I felt VERY relaxed at my cert weekend because  I knew I was going to pass before I ever boarded the plane. If lightening struck an arm before the cert, I was passing my snatch test with one arm then and that was just going to have be the way of it. I felt I was able to pay attention to the coaches and get dialed in better to the cues for students and even myself.

Getting stronger made me better overall and showed me that I still have a LONG way to go.

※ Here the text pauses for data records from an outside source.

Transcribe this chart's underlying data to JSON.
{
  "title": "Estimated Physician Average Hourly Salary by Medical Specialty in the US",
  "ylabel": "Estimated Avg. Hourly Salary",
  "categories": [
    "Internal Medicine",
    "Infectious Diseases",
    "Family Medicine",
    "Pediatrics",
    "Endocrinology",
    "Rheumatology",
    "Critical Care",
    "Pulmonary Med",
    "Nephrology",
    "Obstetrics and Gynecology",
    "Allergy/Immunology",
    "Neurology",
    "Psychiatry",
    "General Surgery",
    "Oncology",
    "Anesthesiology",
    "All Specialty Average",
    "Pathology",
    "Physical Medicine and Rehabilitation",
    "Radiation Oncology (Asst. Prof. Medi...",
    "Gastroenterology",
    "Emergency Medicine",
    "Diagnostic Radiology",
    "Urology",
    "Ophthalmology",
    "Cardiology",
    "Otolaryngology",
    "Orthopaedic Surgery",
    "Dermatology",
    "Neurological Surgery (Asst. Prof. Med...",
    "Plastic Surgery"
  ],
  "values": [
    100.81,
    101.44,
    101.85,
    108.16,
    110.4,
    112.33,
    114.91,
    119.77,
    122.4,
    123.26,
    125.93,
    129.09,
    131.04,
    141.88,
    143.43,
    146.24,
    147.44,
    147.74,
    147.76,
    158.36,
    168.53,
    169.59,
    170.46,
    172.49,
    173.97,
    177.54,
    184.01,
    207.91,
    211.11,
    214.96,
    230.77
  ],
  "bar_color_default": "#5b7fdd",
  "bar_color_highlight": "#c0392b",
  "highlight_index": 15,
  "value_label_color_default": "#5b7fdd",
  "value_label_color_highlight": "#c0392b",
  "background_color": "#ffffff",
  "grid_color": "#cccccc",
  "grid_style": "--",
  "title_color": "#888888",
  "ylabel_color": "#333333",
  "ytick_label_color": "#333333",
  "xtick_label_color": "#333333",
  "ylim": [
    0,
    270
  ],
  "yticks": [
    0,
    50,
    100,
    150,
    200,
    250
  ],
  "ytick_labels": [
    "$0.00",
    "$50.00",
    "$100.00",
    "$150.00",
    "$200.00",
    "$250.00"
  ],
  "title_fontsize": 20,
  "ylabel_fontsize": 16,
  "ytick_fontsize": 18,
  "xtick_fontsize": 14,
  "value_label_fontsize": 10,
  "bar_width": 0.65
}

BTW congratulations on graduating as an SFG! Your story on the forums always made for a good read for the insights and I always enjoy reading them.
 
Congrats Bill, I had been following your progress on this thread for some time, really great to hear that you nailed it. Thank you for a very insightful post on your approach.
 
Thank you guys.  Very much.  My very first "client" (my pastor) is finishing up the combined Strong! and One programs soon.  I'll interview him and post results.  For now it's instructive to note that when I broach the subject of "well, what's next?" with him, he must've used the words "I don't know, but I don't want to lose this" 2 or 3 different times.  What "this" is, is the massive conditioning level that he has achieved and his new ability to kick life's heinie day in and day out.
 
I did too but I think the idea is to use your 4-5RM.  Geoff says something like"by the end of the program, you'll be doing XX reps with a weight you struggled to press 4-5 times".
 
Geoff has said (earlier in this thread, I think), that the Strong program is designed for recleaning the bells before each press, so I would tend to test that way when establishing a starting weight.
 
As promised, here's a brief report on my pastor's results with the combined "Strong!" and "One" programs.  He did "Strong" with double 28s and "One" with 16s.  He was getting a bit shagged out towards the end of the combined program.  I noticed a rapid increase in the "snap" on his cleans, his stability and firmness in the rack, and the consistency of his pressing groove - once he had finished "One" and was doing the remainder of "Strong" by itself.  In lieu of a "rep max" at the end of "Strong", he decided to C&P my 32s for 3 clean, solid reps.  The 4th would likely have gone up, but he felt it mighta been sloppy so he parked them.  I must be doing something right.  Meanwhile, we did as Geoff said and practiced the drills he had less experience with: double snatches and double front squats in particular.  He picks things up very fast and I have to remind myself he's an ex-collegiate baseball player who's detrained, not a completely inert spaz like I was.  I picked him another program, this time from "More Kettlebell Muscle" that focuses on the neglected squat pattern, and he has excelled through the first 2 weeks of that one as well.

 
 
Thanks Bill, appreciate the update. Great work by you both. Keep it up.
 
Awesome report Bill

Has anyone used the Strong or Slow and Steady using a push press with minimal leg drive just to get past the sticking point?
 
Mark, I'm debating doing something pretty close to that when I complete "Jerk Werk" in about 3 weeks.  I'm thinking of going heavy, but I'm not sure my elbows are ready for another "Clean and...." program, so I was considering a "Squat and....." program perhaps with push presses, maybe with jerks.  When I mentioned doing the "Strong!" program with clean & jerks, Geoff was decidedly lukewarm about the idea.  I'm now wondering if the lack of a grind in that combo makes it easy for it to be too much power work and very hard to gauge when your CNS has had enough.  Could also have been the my proximity to my SFG cert making him think it a dodgy idea.  I dunno.  But I'm hopeful the squat plus jerk (or push press) might be a workable combo.  I know a couple guys earlier in this thread were doing clean and squat combos.  I'd love to hear back about that.